Теш мар’рахт ик’меласс кес вит’алларс, и Хребтом сверху!
Из оцепенения меня вывел громкий возглас судьи:
– Да какой же он князь?!
Та-а-ак… Это кто мне тут указывать собрался?!
Личина дрогнула и слегка изменилась. Заостренные кончики ушей показались из-под волос, которые я теперь носил собранными в хвост. Отчего-то после Посвящения локоны у меня стали расти в ускоренном темпе. Обрезать не хотелось, да и придумывать особых изысков тоже, так что перехватывал лентой, и все. Родной темно-зеленый цвет глаз стал ярче, а в глубине зрачков полыхнули изумрудные искры. На лбу вспыхнул камень, и его лучики сплелись в корону. Не думаю, что здесь известна классическая форма княжеского венца. И последним штрихом стало одеяние, нагло скопированное с наряда дядюшки. Серебристо-белый камзол, штаны, мягкие светлые сапожки, длинный и тяжелый на вид плащ миринового оттенка, расшитый понизу эльфийским орнаментом.
«Хм, а похоже, похоже… Только фибулу измени. Такая тебе точно не положена», – тихим ностальгическим вздохом прошелестело в голове.
Да, точно. Обращение «линнэ» означает тот, в ком есть кровь. В отличие от родового «ли» – кровный родич или «лин» – близкий по роду. Так что фибула чуть дрогнула, и все украшавшие ее камни превратились в простые кованые узоры.
– Вы что-то сказали, почтеннейший? – с чисто эльфийским высокомерием произнес я, не забыв, впрочем, придать голосу легкий акцент.
Над площадью воцарилась тишина. Даже мухи замерли на лету, не осмеливаясь жужжать в присутствии моей светлой особы. Ой, видел бы меня папочка…
– Князь? – вежливо напомнила о себе Аэлин.
А эта рыжая зараза за ее плечом ехидно скривилась и подмигнула. У, доберусь я потом до вас!
– На колени, дщерь моя! – патетически взвыл я.
Дариэн на задворках сознания зашелся в приступе истерического кашля-хохота. Ну а что я могу поделать, если у этих остроухих и слова простого не скажешь?
Аэлин вздрогнула и опустилась на одно колено, потянув за руку оборотня. Та-ак… И что дальше? Я же ни одной светлой свадьбы не видел. Да и темной, кстати, тоже. Не приглашали меня как-то. И даже не представляю, что там должно быть! Ау, деда-а-а? Не подскажешь, как быть? «Делай как хочешь. Как на сердце ложится. И все у тебя получится!» Утешил. Как хочу…

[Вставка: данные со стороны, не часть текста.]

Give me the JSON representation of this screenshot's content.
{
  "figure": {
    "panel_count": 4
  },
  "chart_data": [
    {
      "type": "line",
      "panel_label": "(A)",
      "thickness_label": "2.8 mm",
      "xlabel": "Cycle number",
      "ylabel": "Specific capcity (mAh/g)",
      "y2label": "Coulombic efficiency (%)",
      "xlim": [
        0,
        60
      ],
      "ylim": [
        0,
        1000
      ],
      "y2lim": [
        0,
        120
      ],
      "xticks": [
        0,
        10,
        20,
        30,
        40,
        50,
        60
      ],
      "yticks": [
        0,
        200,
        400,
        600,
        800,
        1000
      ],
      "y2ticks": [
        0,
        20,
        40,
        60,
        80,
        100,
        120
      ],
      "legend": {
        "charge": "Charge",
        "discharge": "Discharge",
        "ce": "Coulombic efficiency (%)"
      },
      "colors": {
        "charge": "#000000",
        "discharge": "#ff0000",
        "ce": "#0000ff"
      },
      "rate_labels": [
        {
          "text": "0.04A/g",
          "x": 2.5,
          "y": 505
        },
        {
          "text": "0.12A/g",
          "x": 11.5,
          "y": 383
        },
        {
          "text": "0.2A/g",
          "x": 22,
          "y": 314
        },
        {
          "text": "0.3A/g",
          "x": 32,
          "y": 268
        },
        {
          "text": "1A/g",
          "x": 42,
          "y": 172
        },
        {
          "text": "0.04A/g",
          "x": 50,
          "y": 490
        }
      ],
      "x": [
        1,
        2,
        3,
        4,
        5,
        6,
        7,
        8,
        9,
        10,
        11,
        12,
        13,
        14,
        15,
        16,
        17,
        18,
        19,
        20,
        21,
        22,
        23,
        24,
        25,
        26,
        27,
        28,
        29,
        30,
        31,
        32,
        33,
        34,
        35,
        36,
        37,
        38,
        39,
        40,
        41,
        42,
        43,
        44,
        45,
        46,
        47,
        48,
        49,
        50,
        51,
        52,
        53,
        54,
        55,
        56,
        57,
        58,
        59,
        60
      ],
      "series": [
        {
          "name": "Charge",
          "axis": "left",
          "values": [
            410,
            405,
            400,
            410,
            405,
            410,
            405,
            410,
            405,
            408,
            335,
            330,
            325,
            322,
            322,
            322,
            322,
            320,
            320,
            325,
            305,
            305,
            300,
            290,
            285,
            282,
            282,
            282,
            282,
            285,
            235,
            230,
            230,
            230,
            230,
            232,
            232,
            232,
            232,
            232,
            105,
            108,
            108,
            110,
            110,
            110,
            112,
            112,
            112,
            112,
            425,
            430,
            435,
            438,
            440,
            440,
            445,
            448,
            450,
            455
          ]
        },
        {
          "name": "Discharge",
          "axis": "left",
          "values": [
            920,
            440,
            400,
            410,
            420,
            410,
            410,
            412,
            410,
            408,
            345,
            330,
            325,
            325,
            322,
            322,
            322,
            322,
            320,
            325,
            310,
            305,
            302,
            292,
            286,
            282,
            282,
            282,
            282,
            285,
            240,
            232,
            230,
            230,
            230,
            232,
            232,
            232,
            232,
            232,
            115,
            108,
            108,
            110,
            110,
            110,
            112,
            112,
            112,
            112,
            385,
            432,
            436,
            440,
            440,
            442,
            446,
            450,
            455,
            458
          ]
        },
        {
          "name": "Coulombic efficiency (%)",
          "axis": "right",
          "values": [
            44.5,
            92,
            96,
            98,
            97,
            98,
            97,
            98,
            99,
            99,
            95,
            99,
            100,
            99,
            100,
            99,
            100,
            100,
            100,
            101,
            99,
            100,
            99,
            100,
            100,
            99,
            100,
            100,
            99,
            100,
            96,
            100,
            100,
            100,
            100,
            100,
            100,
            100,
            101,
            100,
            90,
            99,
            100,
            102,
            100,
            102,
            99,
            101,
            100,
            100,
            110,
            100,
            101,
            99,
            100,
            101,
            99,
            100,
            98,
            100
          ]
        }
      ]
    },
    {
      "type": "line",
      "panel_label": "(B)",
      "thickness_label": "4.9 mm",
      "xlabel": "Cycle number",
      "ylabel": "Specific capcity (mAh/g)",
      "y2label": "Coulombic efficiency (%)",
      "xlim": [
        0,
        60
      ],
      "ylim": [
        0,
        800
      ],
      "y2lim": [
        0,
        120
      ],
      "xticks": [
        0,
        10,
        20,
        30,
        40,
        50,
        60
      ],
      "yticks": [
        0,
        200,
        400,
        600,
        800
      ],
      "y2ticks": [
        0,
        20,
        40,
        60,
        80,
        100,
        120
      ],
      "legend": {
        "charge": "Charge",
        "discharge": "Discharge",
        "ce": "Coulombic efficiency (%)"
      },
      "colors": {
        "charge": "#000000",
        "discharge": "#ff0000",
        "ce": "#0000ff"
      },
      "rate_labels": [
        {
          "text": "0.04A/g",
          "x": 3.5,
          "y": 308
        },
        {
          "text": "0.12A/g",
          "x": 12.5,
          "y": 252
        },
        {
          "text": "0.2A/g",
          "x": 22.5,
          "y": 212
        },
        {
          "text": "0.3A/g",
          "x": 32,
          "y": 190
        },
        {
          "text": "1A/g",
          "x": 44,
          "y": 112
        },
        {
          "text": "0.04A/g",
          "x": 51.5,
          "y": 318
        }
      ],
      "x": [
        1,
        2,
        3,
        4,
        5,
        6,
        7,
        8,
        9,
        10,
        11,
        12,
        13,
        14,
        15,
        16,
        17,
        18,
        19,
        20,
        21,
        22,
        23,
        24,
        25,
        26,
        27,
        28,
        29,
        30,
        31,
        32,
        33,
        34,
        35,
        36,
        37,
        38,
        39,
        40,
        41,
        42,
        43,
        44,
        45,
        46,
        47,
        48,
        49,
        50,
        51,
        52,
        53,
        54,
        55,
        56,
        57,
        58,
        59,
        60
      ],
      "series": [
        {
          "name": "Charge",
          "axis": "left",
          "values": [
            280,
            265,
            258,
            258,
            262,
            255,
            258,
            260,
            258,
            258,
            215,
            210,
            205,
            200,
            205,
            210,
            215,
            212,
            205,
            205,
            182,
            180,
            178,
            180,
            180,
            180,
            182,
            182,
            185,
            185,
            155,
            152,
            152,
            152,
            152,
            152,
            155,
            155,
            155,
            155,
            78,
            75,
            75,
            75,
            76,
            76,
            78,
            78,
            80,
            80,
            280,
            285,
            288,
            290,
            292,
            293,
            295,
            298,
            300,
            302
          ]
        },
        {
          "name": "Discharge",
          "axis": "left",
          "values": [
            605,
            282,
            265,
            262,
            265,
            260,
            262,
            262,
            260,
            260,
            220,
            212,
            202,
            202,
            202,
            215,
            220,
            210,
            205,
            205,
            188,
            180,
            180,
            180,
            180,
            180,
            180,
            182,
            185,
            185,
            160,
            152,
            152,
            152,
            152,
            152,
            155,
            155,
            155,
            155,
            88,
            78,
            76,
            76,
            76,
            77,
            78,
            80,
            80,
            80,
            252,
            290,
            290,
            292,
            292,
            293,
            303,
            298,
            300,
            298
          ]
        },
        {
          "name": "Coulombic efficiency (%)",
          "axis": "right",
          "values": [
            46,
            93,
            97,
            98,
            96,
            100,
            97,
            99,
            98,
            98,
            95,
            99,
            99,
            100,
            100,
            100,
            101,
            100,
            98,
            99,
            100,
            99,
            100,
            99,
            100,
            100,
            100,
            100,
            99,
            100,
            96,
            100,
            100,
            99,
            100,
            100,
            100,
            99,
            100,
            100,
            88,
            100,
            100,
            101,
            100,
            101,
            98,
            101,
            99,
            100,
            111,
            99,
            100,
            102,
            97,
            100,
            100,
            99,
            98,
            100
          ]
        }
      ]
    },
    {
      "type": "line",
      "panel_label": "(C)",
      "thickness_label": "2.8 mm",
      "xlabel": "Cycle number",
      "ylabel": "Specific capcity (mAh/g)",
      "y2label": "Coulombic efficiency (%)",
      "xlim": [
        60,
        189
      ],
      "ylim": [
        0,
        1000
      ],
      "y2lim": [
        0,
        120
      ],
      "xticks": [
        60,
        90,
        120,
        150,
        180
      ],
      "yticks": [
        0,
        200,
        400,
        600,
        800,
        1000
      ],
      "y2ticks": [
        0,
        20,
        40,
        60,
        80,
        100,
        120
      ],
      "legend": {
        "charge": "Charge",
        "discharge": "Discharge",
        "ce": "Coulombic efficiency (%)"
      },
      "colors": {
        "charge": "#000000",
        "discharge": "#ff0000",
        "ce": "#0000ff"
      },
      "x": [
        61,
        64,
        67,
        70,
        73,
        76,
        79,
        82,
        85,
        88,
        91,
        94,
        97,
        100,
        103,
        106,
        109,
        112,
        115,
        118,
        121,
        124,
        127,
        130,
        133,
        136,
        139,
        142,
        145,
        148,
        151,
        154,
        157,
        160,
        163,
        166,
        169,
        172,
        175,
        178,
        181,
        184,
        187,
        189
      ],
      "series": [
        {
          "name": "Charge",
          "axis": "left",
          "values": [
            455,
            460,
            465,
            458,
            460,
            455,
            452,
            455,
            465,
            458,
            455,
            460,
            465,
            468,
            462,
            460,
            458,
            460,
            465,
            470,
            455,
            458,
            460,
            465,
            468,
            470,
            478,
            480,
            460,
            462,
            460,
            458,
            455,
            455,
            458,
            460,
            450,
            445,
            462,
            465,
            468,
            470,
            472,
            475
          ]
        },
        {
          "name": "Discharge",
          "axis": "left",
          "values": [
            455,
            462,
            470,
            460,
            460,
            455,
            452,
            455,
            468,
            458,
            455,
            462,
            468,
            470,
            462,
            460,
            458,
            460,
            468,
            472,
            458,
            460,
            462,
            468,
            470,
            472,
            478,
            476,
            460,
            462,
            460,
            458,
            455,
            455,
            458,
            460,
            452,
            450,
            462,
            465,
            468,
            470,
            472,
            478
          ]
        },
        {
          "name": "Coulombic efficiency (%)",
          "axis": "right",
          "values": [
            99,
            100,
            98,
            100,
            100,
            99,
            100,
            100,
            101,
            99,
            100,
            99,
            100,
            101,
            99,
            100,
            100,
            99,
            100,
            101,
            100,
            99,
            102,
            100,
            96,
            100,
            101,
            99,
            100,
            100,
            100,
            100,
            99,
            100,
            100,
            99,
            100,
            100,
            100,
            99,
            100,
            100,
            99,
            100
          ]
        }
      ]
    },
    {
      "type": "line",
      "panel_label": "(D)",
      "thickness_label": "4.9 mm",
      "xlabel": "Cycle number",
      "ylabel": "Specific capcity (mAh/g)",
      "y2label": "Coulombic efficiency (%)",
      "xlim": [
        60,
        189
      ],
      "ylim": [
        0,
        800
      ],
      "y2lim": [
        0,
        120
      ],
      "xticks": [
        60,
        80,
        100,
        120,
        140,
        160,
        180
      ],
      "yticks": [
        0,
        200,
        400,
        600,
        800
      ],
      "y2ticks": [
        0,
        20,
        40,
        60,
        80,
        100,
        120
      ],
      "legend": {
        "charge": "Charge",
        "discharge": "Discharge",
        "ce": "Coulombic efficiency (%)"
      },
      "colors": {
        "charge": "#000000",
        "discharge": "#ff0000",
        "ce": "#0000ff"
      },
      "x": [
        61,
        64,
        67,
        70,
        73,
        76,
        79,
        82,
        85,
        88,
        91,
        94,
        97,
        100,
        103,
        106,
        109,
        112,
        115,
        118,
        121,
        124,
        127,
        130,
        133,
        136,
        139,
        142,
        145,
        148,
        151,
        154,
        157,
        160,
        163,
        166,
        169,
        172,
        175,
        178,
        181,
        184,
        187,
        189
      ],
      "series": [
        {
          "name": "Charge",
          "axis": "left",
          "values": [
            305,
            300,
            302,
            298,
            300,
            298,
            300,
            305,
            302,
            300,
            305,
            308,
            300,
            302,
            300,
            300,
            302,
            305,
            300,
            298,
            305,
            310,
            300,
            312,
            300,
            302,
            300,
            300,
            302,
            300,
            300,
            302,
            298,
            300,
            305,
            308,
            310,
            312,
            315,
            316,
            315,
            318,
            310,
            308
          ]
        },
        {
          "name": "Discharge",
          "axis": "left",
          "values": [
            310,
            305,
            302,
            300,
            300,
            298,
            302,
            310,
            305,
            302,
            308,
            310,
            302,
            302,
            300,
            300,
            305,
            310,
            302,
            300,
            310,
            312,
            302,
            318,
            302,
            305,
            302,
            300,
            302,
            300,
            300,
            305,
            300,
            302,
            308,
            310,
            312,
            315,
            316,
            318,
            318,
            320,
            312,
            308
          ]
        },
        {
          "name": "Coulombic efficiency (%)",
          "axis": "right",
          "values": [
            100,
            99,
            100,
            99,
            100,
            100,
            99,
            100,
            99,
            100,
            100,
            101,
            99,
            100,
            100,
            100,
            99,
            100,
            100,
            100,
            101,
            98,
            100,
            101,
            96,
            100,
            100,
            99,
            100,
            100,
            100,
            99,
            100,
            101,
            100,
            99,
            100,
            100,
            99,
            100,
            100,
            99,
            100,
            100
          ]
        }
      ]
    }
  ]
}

Под недоверчивым взглядом палача и судьи я поднял руки над головами брачующихся и сложил ковшиком. А затем посмотрел на далекие горы и тихо начал:
– Эллар лас’террок кет’валлин… Хет’марр эс’сет нарт'хеш! – Старотемный – он же очень похож на эльфийский. Такой же напевный и… многозначительный.

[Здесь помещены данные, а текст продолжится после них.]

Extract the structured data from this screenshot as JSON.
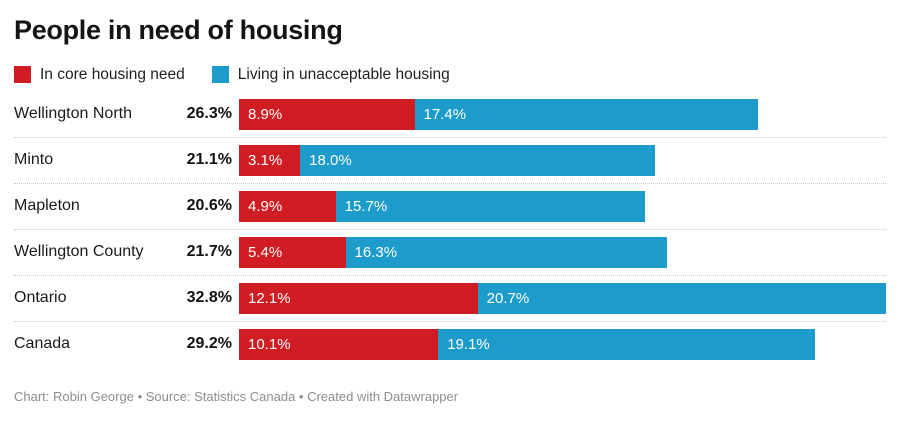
{
  "title": "People in need of housing",
  "footer": "Chart: Robin George • Source: Statistics Canada • Created with Datawrapper",
  "colors": {
    "core_need_red": "#cf1d23",
    "unacceptable_blue": "#1d9ccb",
    "separator_gray": "#c9c9c9",
    "footer_gray": "#8e8e8e"
  },
  "chart_data": {
    "type": "bar",
    "subtype": "stacked-horizontal",
    "title": "People in need of housing",
    "categories": [
      "Wellington North",
      "Minto",
      "Mapleton",
      "Wellington County",
      "Ontario",
      "Canada"
    ],
    "totals": [
      "26.3%",
      "21.1%",
      "20.6%",
      "21.7%",
      "32.8%",
      "29.2%"
    ],
    "series": [
      {
        "name": "In core housing need",
        "color": "#cf1d23",
        "values": [
          8.9,
          3.1,
          4.9,
          5.4,
          12.1,
          10.1
        ]
      },
      {
        "name": "Living in unacceptable housing",
        "color": "#1d9ccb",
        "values": [
          17.4,
          18.0,
          15.7,
          16.3,
          20.7,
          19.1
        ]
      }
    ],
    "value_label_format": "one-decimal-percent",
    "xlim": [
      0,
      32.8
    ],
    "grid": false,
    "legend_position": "top",
    "row_separators": "dotted"
  }
}
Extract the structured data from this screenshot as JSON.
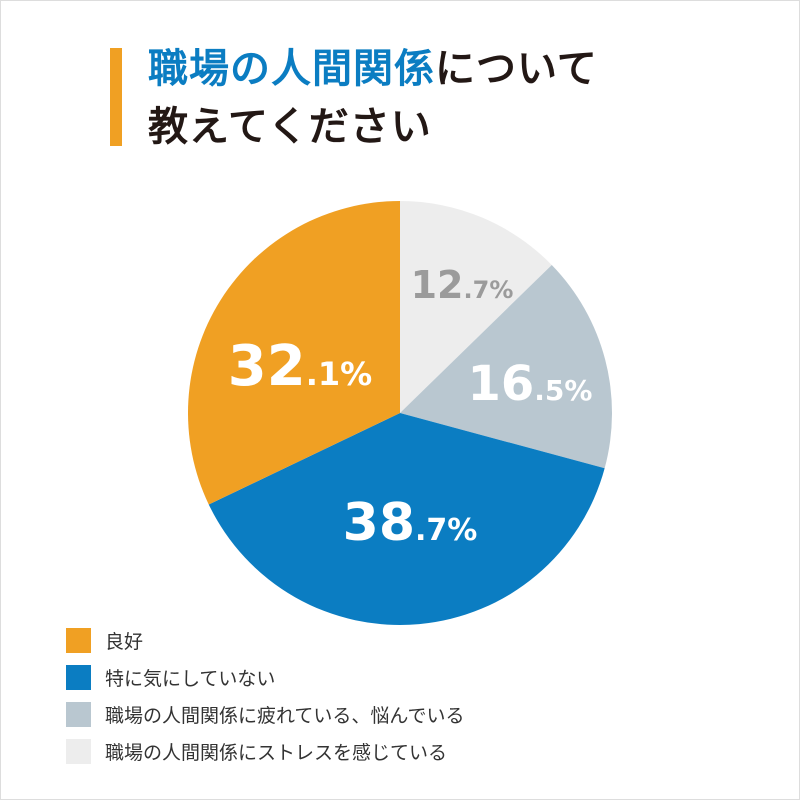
{
  "title": {
    "highlight": "職場の人間関係",
    "rest_line1": "について",
    "line2": "教えてください"
  },
  "chart_data": {
    "type": "pie",
    "start": "12 o'clock, clockwise",
    "slices": [
      {
        "label": "職場の人間関係にストレスを感じている",
        "value": 12.7,
        "int": "12",
        "dec": ".7%",
        "color": "#EDEDED",
        "text_color": "#9B9B9B"
      },
      {
        "label": "職場の人間関係に疲れている、悩んでいる",
        "value": 16.5,
        "int": "16",
        "dec": ".5%",
        "color": "#B9C7D0",
        "text_color": "#FFFFFF"
      },
      {
        "label": "特に気にしていない",
        "value": 38.7,
        "int": "38",
        "dec": ".7%",
        "color": "#0B7DC2",
        "text_color": "#FFFFFF"
      },
      {
        "label": "良好",
        "value": 32.1,
        "int": "32",
        "dec": ".1%",
        "color": "#F0A023",
        "text_color": "#FFFFFF"
      }
    ],
    "legend_order": [
      "良好",
      "特に気にしていない",
      "職場の人間関係に疲れている、悩んでいる",
      "職場の人間関係にストレスを感じている"
    ],
    "legend_colors": [
      "#F0A023",
      "#0B7DC2",
      "#B9C7D0",
      "#EDEDED"
    ],
    "legend_placement": "bottom-left"
  }
}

А еще мне вспомнилась затертая книжица из отцовской библиотеки. Сама она не имела обложки, но была заботливо подклеена в чужую: «Поэмы и сказания диковинных земель», как сейчас помню. Мне стало любопытно, что это за диковинные земли и какие там сказания, а в результате… А результат я сейчас цитировал наизусть на всю площадь этого забытого городка, тхеш’маррк его через все пеньки Золотой Дубравы скопом и по отдельности!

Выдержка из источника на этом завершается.